La miro. Es una chica soberbia, a pesar de la idiotez de su disfraz. Tiene ojos zafiro y una boca carnosa con los dientes más bonitos del mundo, un óvalo con agujeritos, un cuello bien torneado…, las piernas son de primera calidad. En cuanto a lo demás, esta estupidez de traje Luis XV lo disimula todo. Francamente…, quedará defraudada en sus impuros deseos, pero ya sabré consolarla…

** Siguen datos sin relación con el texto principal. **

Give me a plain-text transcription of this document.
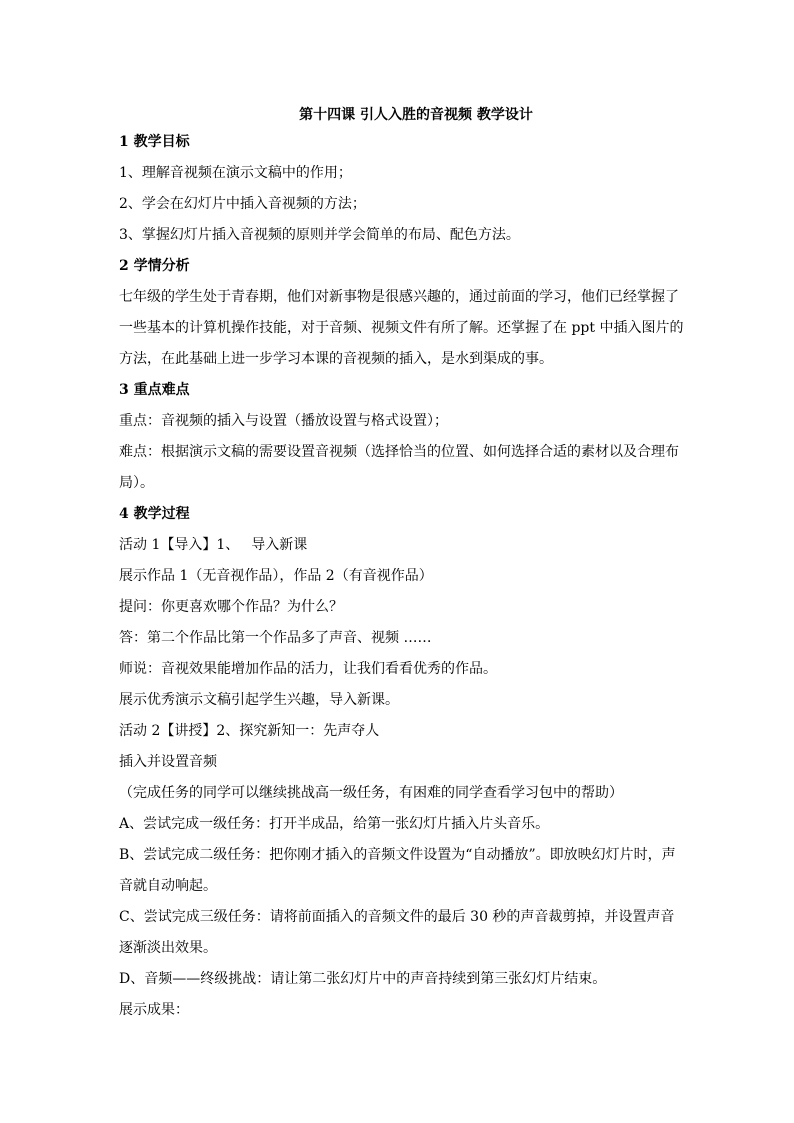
第十四课 引人入胜的音视频 教学设计

1 教学目标

1、理解音视频在演示文稿中的作用；

2、学会在幻灯片中插入音视频的方法；

3、掌握幻灯片插入音视频的原则并学会简单的布局、配色方法。

2 学情分析

七年级的学生处于青春期，他们对新事物是很感兴趣的，通过前面的学习，他们已经掌握了
一些基本的计算机操作技能，对于音频、视频文件有所了解。还掌握了在 ppt 中插入图片的
方法，在此基础上进一步学习本课的音视频的插入，是水到渠成的事。

3 重点难点

重点：音视频的插入与设置（播放设置与格式设置）；

难点：根据演示文稿的需要设置音视频（选择恰当的位置、如何选择合适的素材以及合理布
局）。

4 教学过程

活动 1【导入】1、 导入新课

展示作品 1（无音视作品），作品 2（有音视作品）

提问：你更喜欢哪个作品？为什么？

答：第二个作品比第一个作品多了声音、视频 ……

师说：音视效果能增加作品的活力，让我们看看优秀的作品。

展示优秀演示文稿引起学生兴趣，导入新课。

活动 2【讲授】2、探究新知一：先声夺人

插入并设置音频

（完成任务的同学可以继续挑战高一级任务，有困难的同学查看学习包中的帮助）

A、尝试完成一级任务：打开半成品，给第一张幻灯片插入片头音乐。

B、尝试完成二级任务：把你刚才插入的音频文件设置为“自动播放”。即放映幻灯片时，声
音就自动响起。
C、尝试完成三级任务：请将前面插入的音频文件的最后 30 秒的声音裁剪掉，并设置声音
逐渐淡出效果。

D、音频——终级挑战：请让第二张幻灯片中的声音持续到第三张幻灯片结束。

展示成果：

—Me parece bien que me acompañes a casa —digo—, pero no puedo irme ahora. Aún debo esperar un ratito. ¿Quieres que nos encontremos en la puerta del jardín dentro de veinte minutos?
—¡Claro! —susurra ella, sin aliento.
Se acaba el disco.
—Hasta pronto —digo estrechándole la mano con ternura.
Y después me largo a escape hacia la puerta que da al vestíbulo, por donde acaba de desaparecer Gaya con su bailarín.
Un tipo que no recuerdo, ya os lo he dicho. Quiero ver la cosa de cerca.